Friday, July 24, 2020

Biological compound of mangosteen

Mangosteen (Garcinia mangostana L.) is known as “the queen of fruits” because it is one of the best tasting tropical fruits. The edible aril of mangosteen is milky white, while the rind is dark red and composes about two times of the edible portion.

Highly valued for its juicy, delicate texture and slightly sweet and sour flavor, mangosteen has been cultivated in Java, Sumatra, Mainland Southeast Asia, and the southern Philippines since ancient times.

Mangosteen rind, as waste product, contains a lot of water-soluble antioxidant. Various kinds of xanthones in mangosteen rind had been proven to have strong antioxidant activity included α-mangostin. Oxidation reaction is a process where electrons are transferred from one atom to another, with the molecule losing an electron being oxidized.

The rind of mangosteen fruit has been reported to contain some phenolic compounds, such as tannins, flavonoids, xanthones, and other bioactive substances which support the medicinal properties.
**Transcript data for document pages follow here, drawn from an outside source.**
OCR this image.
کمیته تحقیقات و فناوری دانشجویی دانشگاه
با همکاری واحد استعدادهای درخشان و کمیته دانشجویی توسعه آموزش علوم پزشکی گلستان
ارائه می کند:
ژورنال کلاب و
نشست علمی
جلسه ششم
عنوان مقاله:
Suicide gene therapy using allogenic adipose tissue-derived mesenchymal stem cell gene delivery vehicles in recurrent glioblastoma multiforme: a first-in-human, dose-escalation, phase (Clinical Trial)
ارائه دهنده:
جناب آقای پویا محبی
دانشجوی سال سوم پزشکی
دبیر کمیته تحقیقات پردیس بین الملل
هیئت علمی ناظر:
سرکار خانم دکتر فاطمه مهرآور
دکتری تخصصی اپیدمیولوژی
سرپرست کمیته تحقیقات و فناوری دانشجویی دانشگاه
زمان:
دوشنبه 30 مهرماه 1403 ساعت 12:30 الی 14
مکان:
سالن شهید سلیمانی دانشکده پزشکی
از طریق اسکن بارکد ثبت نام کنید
Some chemical compounds or secondary metabolites have been isolated from mangosteen rind which includes xanthones (a class of polyphenolic compounds with a characteristic tricyclic aromatic ring system) or xanthen9H-ones. Of the 40 xanthones present in the pericarp of the fruit, the most abundant xanthones found are α-mangostin, β-mangostin, and γ-mangostin.

These isolated compounds have various biological effects such as antioxidant, antimicrobial and anti-inflammatory activities.